- Aimee Levitt
- The steak ‘n fries at Hutch
The first time I went to France was in the golden days before the euro, when the exchange rate was seven francs to the dollar. Maybe not so great as in the 20s or the 50s (which, of course, I regretted missing), but still pretty damned good. I felt extraordinarily wealthy. One of the benefits of this newfound imaginary wealth was that I could eat in nice restaurants. I was 23, just a few years removed from the college dining hall. I was still eating a lot of Kraft mac and cheese. The notion that I could eat in a nice restaurant that had not been paid for by my parents was a revelation to me.
Since Yelp did not yet exist, and since I spoke only enough French to assure French people that I was a harmless and well-meaning, though linguistically stupid, American (not the kind that walks into a store and bellows “ANYBODY HERE SPEAK ENGLISH?”, please no; it was a glorious day when I was mistaken for a Canadian), I was largely dependent on my friend Angela, who was letting me crash in her apartment. During the day, while she was at work, I wandered around the city and subsisted on cheese and baguettes and pain au chocolat, but in the evenings I would allow her to guide me wherever.
And thus I discovered the bistro.
I can’t remember what it was called or even where it was, though I suspect it was near her apartment because it was soon after I arrived and I was still a little jet-lagged. We’d become friends when she was still mourning the end of her junior year abroad; one of our first friendly excursions was to Old Orchard mall, where she railed against parking lots and chain restaurants, and although I’d spent my entire life till then in the suburbs, I totally agreed and was happy to listen to tales of a magical land called France where these things did not exist and instead there were poetically winding streets with boulangeries with superb croissants on every corner. When she got a job there after graduation, it was understood I would visit as soon as I possibly could.
My guidebook, which I’d gotten for free at a student travel agency because it was a couple of years out of date, lauded the bistro as a casual, unpretentious place that served simple meals, sort of the French equivalent of Olive Garden, except not a chain and without deep-fried lasagna and obscenely large portions. (The French people I met felt very superior about their national command of portion control. I would agree with them when they said Americans were obese and undisciplined, because I was a guest in their country and also because they were right, but secretly I wondered how they would handle the temptation of unlimited free bread sticks.)

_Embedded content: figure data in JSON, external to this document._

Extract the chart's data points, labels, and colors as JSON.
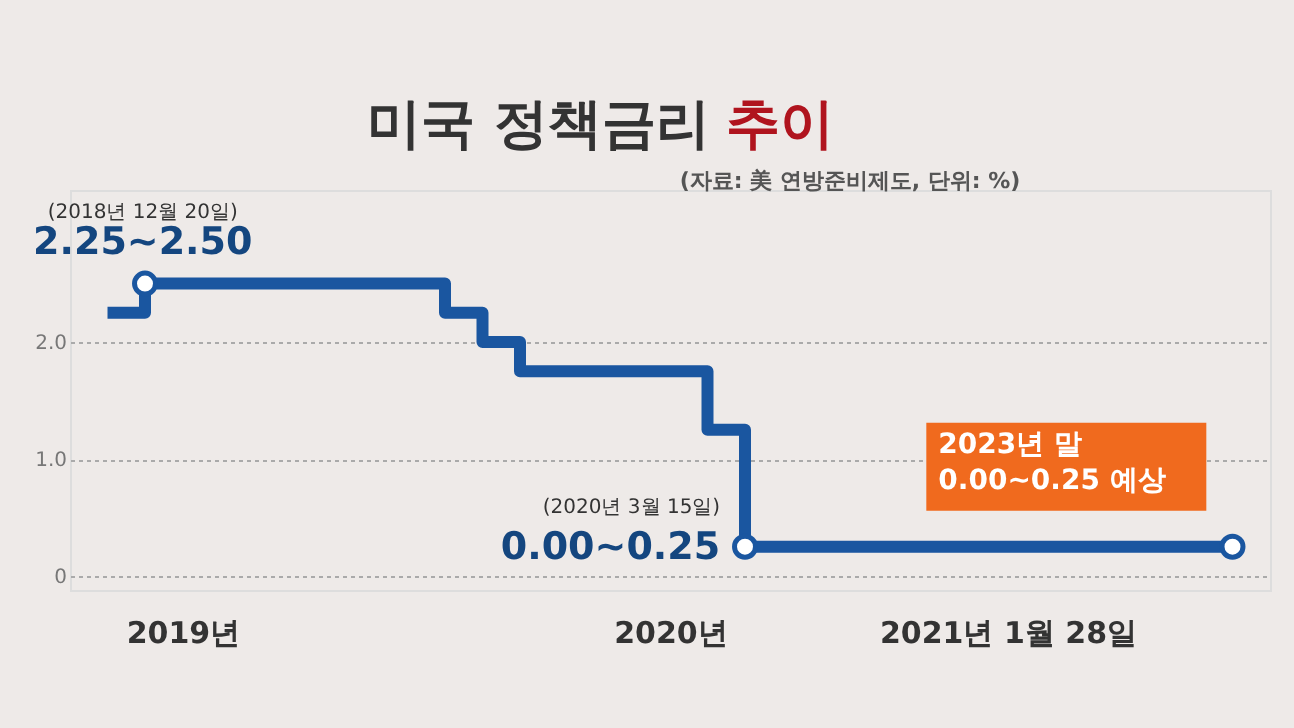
{
  "chart_data": {
    "type": "step",
    "title": "미국 정책금리 추이",
    "subtitle": "(자료: 美 연방준비제도, 단위: %)",
    "categories": [
      null,
      null,
      "2019년",
      null,
      null,
      null,
      null,
      null,
      null,
      null,
      null,
      null,
      null,
      null,
      null,
      "2020년",
      null,
      null,
      null,
      null,
      null,
      null,
      null,
      null,
      "2021년 1월 28일",
      null,
      null,
      null,
      null,
      null,
      null
    ],
    "series": [
      {
        "color": "#1a56a0",
        "values": [
          2.25,
          2.5,
          2.5,
          2.5,
          2.5,
          2.5,
          2.5,
          2.5,
          2.5,
          2.25,
          2.0,
          1.75,
          1.75,
          1.75,
          1.75,
          1.75,
          1.25,
          0.25,
          0.25,
          0.25,
          0.25,
          0.25,
          0.25,
          0.25,
          0.25,
          0.25,
          0.25,
          0.25,
          0.25,
          0.25,
          0.25
        ]
      }
    ],
    "ylim": [
      -0.12,
      3.3
    ],
    "yticks": [
      0,
      {
        "value": 1,
        "label": "1.0"
      },
      {
        "value": 2,
        "label": "2.0"
      }
    ],
    "grid": "y",
    "annotations": [
      "(2018년 12월 20일)",
      "2.25~2.50",
      "(2020년 3월 15일)",
      "0.00~0.25",
      "2023년 말\n0.00~0.25 예상"
    ]
  }
}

This bistro was dimly lit and had lots of dark wood, nicely set off by a goblet of red wine. The menu was small. I ordered a pork cutlet glazed with honey. This seemed very fancy to me at the time. It was small and perfect, crisp on the edges, juicy in the middle. There were potatoes, I think, and carrots. I remember thinking I had never eaten anything so good that made me feel like an adult. As did the bill, which was modest enough that I could pay it like a grown-up, without flinching or guilt.
Did we have places like that in America? I tried to remember. None that I could afford. I didn’t think. Maybe one of my friends who had gone into consulting or investment banking would know?
Then I forgot about it, mostly, or, rather it got buried under a whole bunch of memories of other, more exotic meals (shellfish, with heads still attached) and strange adventures. Last week I found a stash of old photos of us from that trip. Then I went to review Hutch, an “American bistro” (formerly the European-inspired Socca) in Lakeview, and I remembered that other bistro. Like the other place, Hutch was full of dark wood and it was dimly lit, though by Edison bulbs instead of candles. The menu was full of simple food. No fusion. No tweezers. No foam. Meat and fish came to the table on beds of mashed potatoes.
I had the “steak ‘n fries,” the Americanized version of what in France would be called steak frites. It was everything you would ever want in a steak. The outside was lightly charred. The inside was juicy. It tasted meaty and sweet. All I know about its origins was that it was a New York strip. No one told me where the cow came from or what it ate when it was still alive. I probably should’ve cared. I probably should’ve asked our server. But I didn’t. I was in a happy food daze. I just ate.
One Saturday night visit is not enough to make a definitive statement about what kind of people go to Hutch. But based on what I saw, it appears that it’s a good place to go when your parents are in town and have offered to pay but don’t feel like exploring beyond the neighborhood. Twenty-three-year-old me would have looked at the posted menu, gawped at the prices, briefly considered getting a flatbread or a burger, and then walked over to a falafel place on Belmont. Present-day me, not on a reviewing assignment, would probably just go home. Which, I guess, makes it not quite the same as the Parisian bistro. That and the portion size. (Maybe if portions were smaller, restaurants would be less expensive? Could we, as a nation, stand for that?)
It made me sad. Even though the memory of the bistro had been buried for years and years, the dream revived. But then I glanced at the little tent of specials on our table. On Tuesdays, apparently, you can get steak ‘n fries for $12 instead of the usual $21. And now I am hoping that if the mood ever comes for steak frites, either for celebration or for comfort, the basic need for a bistro, it will come on a Tuesday.